11 Accordingly, that plea must be dismissed as inadmissible without it being necessary to consider the other arguments relied upon.

The second plea in law

12 In paragraph 34 of the contested judgment, the Court of First Instance stated that the annulment of the decision and the subsequent determination by the Commission of the applicant' s degree of permanent invalidity resulting from his occupation, in implementation of that judgment, would be sufficient to restore the applicant' s rights.

13 In his second plea, F. contests that conclusion. He repeats, in substance, the arguments which he had relied upon in that connection before the Court of First Instance. The decision of 15 July 1988 and the length of the procedure preceding it contributed to the deterioration in his health and reduced his chances of reinstatement. That unjust decision also led him to incur legal expenses. In any event, the annulment of the decision gave him no compensation for the vexations he suffered in order to achieve recognition of his right.
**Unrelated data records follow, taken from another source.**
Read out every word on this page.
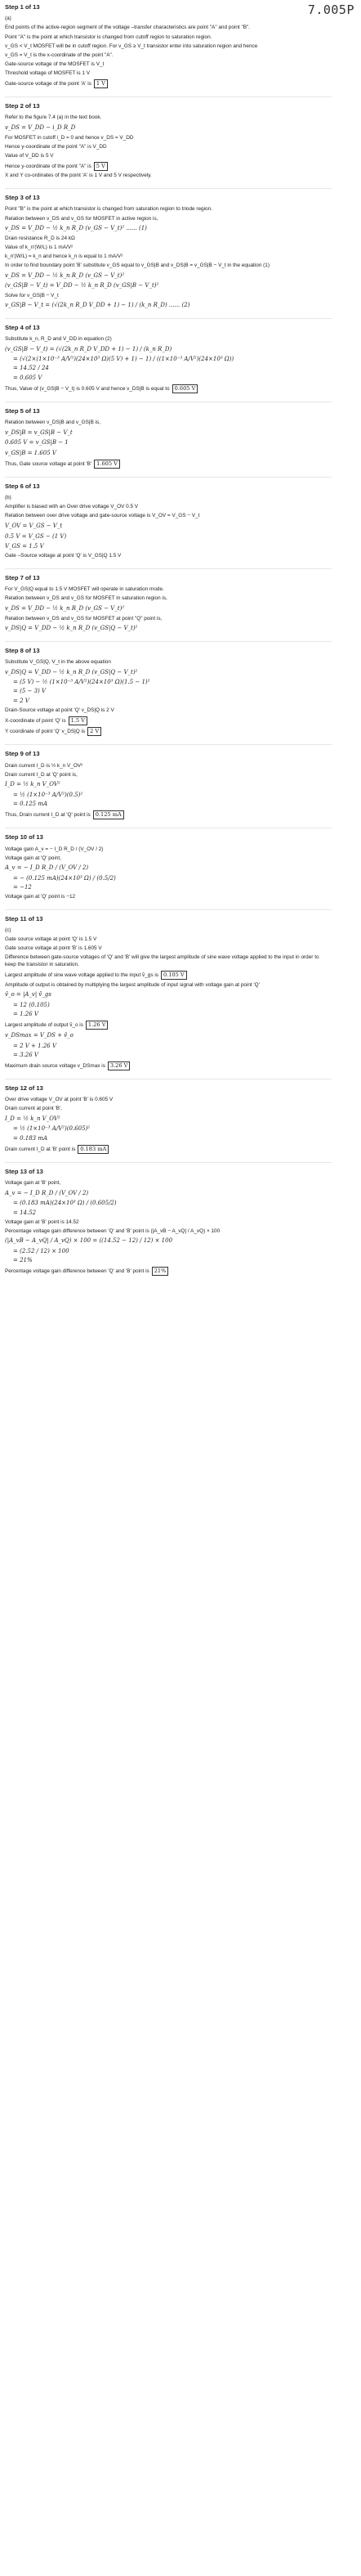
7.005P
Step 1 of 13
(a)
End points of the active-region segment of the voltage –transfer characteristics are point "A" and point "B".
Point "A" is the point at which transistor is changed from cutoff region to saturation region.
v_GS < V_t MOSFET will be in cutoff region. For v_GS ≥ V_t transistor enter into saturation region and hence
v_GS = V_t is the x-coordinate of the point "A".
Gate-source voltage of the MOSFET is V_t
Threshold voltage of MOSFET is 1 V
Gate-source voltage of the point 'A' is 1 V
Step 2 of 13
Refer to the figure 7.4 (a) in the text book.
v_DS = V_DD − i_D R_D
For MOSFET in cutoff i_D = 0 and hence v_DS = V_DD
Hence y-coordinate of the point "A" is V_DD
Value of V_DD is 5 V
Hence y-coordinate of the point "A" is 5 V
X and Y co-ordinates of the point 'A' is 1 V and 5 V respectively.
Step 3 of 13
Point "B" is the point at which transistor is changed from saturation region to triode region.
Relation between v_DS and v_GS for MOSFET in active region is,
v_DS = V_DD − ½ k_n R_D (v_GS − V_t)² ...... (1)
Drain resistance R_D is 24 kΩ
Value of k_n'(W/L) is 1 mA/V²
k_n'(W/L) = k_n and hence k_n is equal to 1 mA/V²
In order to find boundary point 'B' substitute v_GS equal to v_GS|B and v_DS|B = v_GS|B − V_t in the equation (1)
v_DS = V_DD − ½ k_n R_D (v_GS − V_t)²
(v_GS|B − V_t) = V_DD − ½ k_n R_D (v_GS|B − V_t)²
Solve for v_GS|B − V_t
v_GS|B − V_t = (√(2k_n R_D V_DD + 1) − 1) / (k_n R_D) ...... (2)
Step 4 of 13
Substitute k_n, R_D and V_DD in equation (2)
(v_GS|B − V_t) = (√(2k_n R_D V_DD + 1) − 1) / (k_n R_D)
= (√(2×(1×10⁻³ A/V²)(24×10³ Ω)(5 V) + 1) − 1) / ((1×10⁻³ A/V²)(24×10³ Ω))
= 14.52 / 24
= 0.605 V
Thus, Value of (v_GS|B − V_t) is 0.605 V and hence v_DS|B is equal to 0.605 V
Step 5 of 13
Relation between v_DS|B and v_GS|B is,
v_DS|B = v_GS|B − V_t
0.605 V = v_GS|B − 1
v_GS|B = 1.605 V
Thus, Gate source voltage at point 'B' 1.605 V
Step 6 of 13
(b)
Amplifier is biased with an Over drive voltage V_OV 0.5 V
Relation between over drive voltage and gate-source voltage is V_OV = V_GS − V_t
V_OV = V_GS − V_t
0.5 V = V_GS − (1 V)
V_GS = 1.5 V
Gate –Source voltage at point 'Q' is V_GS|Q 1.5 V
Step 7 of 13
For V_GS|Q equal to 1.5 V MOSFET will operate in saturation mode.
Relation between v_DS and v_GS for MOSFET in saturation region is,
v_DS = V_DD − ½ k_n R_D (v_GS − V_t)²
Relation between v_DS and v_GS for MOSFET at point "Q" point is,
v_DS|Q = V_DD − ½ k_n R_D (v_GS|Q − V_t)²
Step 8 of 13
Substitute V_GS|Q, V_t in the above equation
v_DS|Q = V_DD − ½ k_n R_D (v_GS|Q − V_t)²
= (5 V) − ½ (1×10⁻³ A/V²)(24×10³ Ω)(1.5 − 1)²
= (5 − 3) V
= 2 V
Drain-Source voltage at point 'Q' v_DS|Q is 2 V
X-coordinate of point 'Q' is 1.5 V
Y coordinate of point 'Q' v_DS|Q is 2 V
Step 9 of 13
Drain current I_D is ½ k_n V_OV²
Drain current I_D at 'Q' point is,
I_D = ½ k_n V_OV²
= ½ (1×10⁻³ A/V²)(0.5)²
= 0.125 mA
Thus, Drain current I_D at 'Q' point is 0.125 mA
Step 10 of 13
Voltage gain A_v = − I_D R_D / (V_OV / 2)
Voltage gain at 'Q' point,
A_v = − I_D R_D / (V_OV / 2)
= − (0.125 mA)(24×10³ Ω) / (0.5/2)
= −12
Voltage gain at 'Q' point is −12
Step 11 of 13
(c)
Gate source voltage at point 'Q' is 1.5 V
Gate source voltage at point 'B' is 1.605 V
Difference between gate-source voltages of 'Q' and 'B' will give the largest amplitude of sine wave voltage applied to the input in order to keep the transistor in saturation.
Largest amplitude of sine wave voltage applied to the input v̂_gs is 0.105 V
Amplitude of output is obtained by multiplying the largest amplitude of input signal with voltage gain at point 'Q'
v̂_o = |A_v| v̂_gs
= 12 (0.105)
= 1.26 V
Largest amplitude of output v̂_o is 1.26 V
v_DSmax = V_DS + v̂_o
= 2 V + 1.26 V
= 3.26 V
Maximum drain source voltage v_DSmax is 3.26 V
Step 12 of 13
Over drive voltage V_OV at point 'B' is 0.605 V
Drain current at point 'B',
I_D = ½ k_n V_OV²
= ½ (1×10⁻³ A/V²)(0.605)²
= 0.183 mA
Drain current I_D at 'B' point is 0.183 mA
Step 13 of 13
Voltage gain at 'B' point,
A_v = − I_D R_D / (V_OV / 2)
= (0.183 mA)(24×10³ Ω) / (0.605/2)
= 14.52
Voltage gain at 'B' point is 14.52
Percentage voltage gain difference between 'Q' and 'B' point is (|A_vB − A_vQ| / A_vQ) × 100
(|A_vB − A_vQ| / A_vQ) × 100 = ((14.52 − 12) / 12) × 100
= (2.52 / 12) × 100
= 21%
Percentage voltage gain difference between 'Q' and 'B' point is 21%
14 It must be noted that there is nothing in that plea capable of being relied upon in an appeal. Without claiming that a rule of law has been breached, F. merely contests the Court of First Instance' s appraisal of the facts (paragraph 16 of the contested judgment) by claiming that he has clearly suffered harm for which he should be compensated.

15 Accordingly, the applicant' s second plea must also be dismissed as inadmissible.

The cross-appeal

16 The Court of First Instance states (at paragraph 15 of the contested judgment) that the Medical Committee confined itself to drawing the appropriate medical conclusions from its findings relating to the cause of the applicant' s disease and did not make appraisals of a legal nature.

17 The Commission states that by considering that it was not appropriate to deduct the 18% from the compensation granted to the applicant the Medical Committee had exceeded its powers, which are limited to making assessments of a medical nature. It points out that it is for the administration alone to determine the legal consequences that are to be drawn from the medical findings and, in particular, to ascertain whether the official' s invalidity arose from conduct inconsistent with his obligations under the Staff Regulations.

18 The cross-appellant' s plea thus merely contests the Court of First Instance' s finding that the Medical Committee' s appraisal was of a medical nature, and must accordingly be dismissed as inadmissible.

Costs

19 Under Article 69(2) of the Rules of Procedure, the unsuccessful party is to be ordered to pay the costs. Article 70 of those Rules provides that in proceedings brought by servants of the Communities, the institutions are to bear their own costs. However, by virtue of Article 122 of the Rules, Article 70 does not apply to appeals brought by officials or other servants of the institutions.

20 It follows, however, from the first paragraph of Article 69(3) and from the second indent of the second paragraph of Article 122 of the Rules of Procedure that the Court may order that the costs be shared in whole or in part where each party succeeds on some and fails on other heads, where the circumstances are exceptional or where equity so requires. Since both parties failed in their actions, each party, including the intervener, shall bear its own costs.

On those grounds,

THE COURT (Fourth Chamber)

hereby:

1. Dismisses the appeals;

2. Orders each party, including the intervener, to pay its own costs.